Егордан испугался, что и ему, очевидно, придется подниматься следом за бумагой, отвечая за свое ослушание. И он в полном смятении взял пакет.

— Ну вот, теперь ты принял в собственные руки! — обрадовался Семен и поспешно вышел из юрты.

На этот раз прочитали письмо, разломав сургуч.


«Инородцу Якутской области, Талбинского наслега, Нагылского улуса Егору Дмитриеву, сыну Лягляра.

Я тебе вторично указываю, что Дулгалах мною передается Семену Веселову. Тебе предлагается вся тайга Эндэгэ, где ты можешь косить неограниченно. Если ослушаешься этого моего указа, сделаешь большое преступление. С приложением казенной печати

староста Иван Сыгаев».


Печать приложена была в двух местах.

И снова все заворчали: не следовало, мол, принимать… Да и принял-то Егордан как-то случайно. Ох и беда же! Кто и когда косил в Эндэгэ?!

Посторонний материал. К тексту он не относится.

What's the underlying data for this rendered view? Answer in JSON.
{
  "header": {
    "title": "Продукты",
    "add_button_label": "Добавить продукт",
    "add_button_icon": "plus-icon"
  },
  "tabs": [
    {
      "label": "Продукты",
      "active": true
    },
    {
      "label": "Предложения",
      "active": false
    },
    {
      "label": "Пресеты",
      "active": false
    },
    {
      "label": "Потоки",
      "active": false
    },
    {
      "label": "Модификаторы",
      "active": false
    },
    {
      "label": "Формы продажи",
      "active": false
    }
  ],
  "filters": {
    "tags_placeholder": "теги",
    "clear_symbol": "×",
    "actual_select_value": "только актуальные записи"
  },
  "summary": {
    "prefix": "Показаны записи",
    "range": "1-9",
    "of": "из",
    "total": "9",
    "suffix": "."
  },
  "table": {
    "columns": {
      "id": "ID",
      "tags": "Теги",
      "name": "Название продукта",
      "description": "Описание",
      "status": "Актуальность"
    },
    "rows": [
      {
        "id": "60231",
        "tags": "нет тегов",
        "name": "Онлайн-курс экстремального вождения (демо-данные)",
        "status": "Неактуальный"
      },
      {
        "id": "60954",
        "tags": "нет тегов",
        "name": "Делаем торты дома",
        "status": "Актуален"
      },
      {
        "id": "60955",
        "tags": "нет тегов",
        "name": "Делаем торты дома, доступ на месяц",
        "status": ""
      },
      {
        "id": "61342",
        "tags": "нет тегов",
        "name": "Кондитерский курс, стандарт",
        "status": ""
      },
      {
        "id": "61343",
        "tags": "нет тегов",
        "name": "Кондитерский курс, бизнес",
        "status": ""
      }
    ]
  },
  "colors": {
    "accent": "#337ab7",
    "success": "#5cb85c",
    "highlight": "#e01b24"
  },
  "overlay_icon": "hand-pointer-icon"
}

Дмитрий Эрдэлир отправился к Афанасу Матвееву. Более сильных защитников — учителя и фельдшера — не было на месте: Кириллов и Бобров уехали в город по надобностям аптеки и школы. С ними увязался и Ковшов. Поехал он без всякой нужды, просто так, по привычке ездить, «людей посмотреть и себя показать», как он говорил.

Как ни досадовал, как ни возмущался, прочитав указы, приехавший с Эрдэлиром Афанас, помочь он был не в силах.

— Что за проклятье! — возмущался Эрдэлир. От гнева он не мог спокойно стоять на месте. — Собраться бы нам, беднякам, вчетвером, впятером да начать косить на участках богатеев!

— А на вас по указу князя соберутся сорок — пятьдесят других бедняков, схватят вас и бросят в тюрьму, — печально ответил Афанас.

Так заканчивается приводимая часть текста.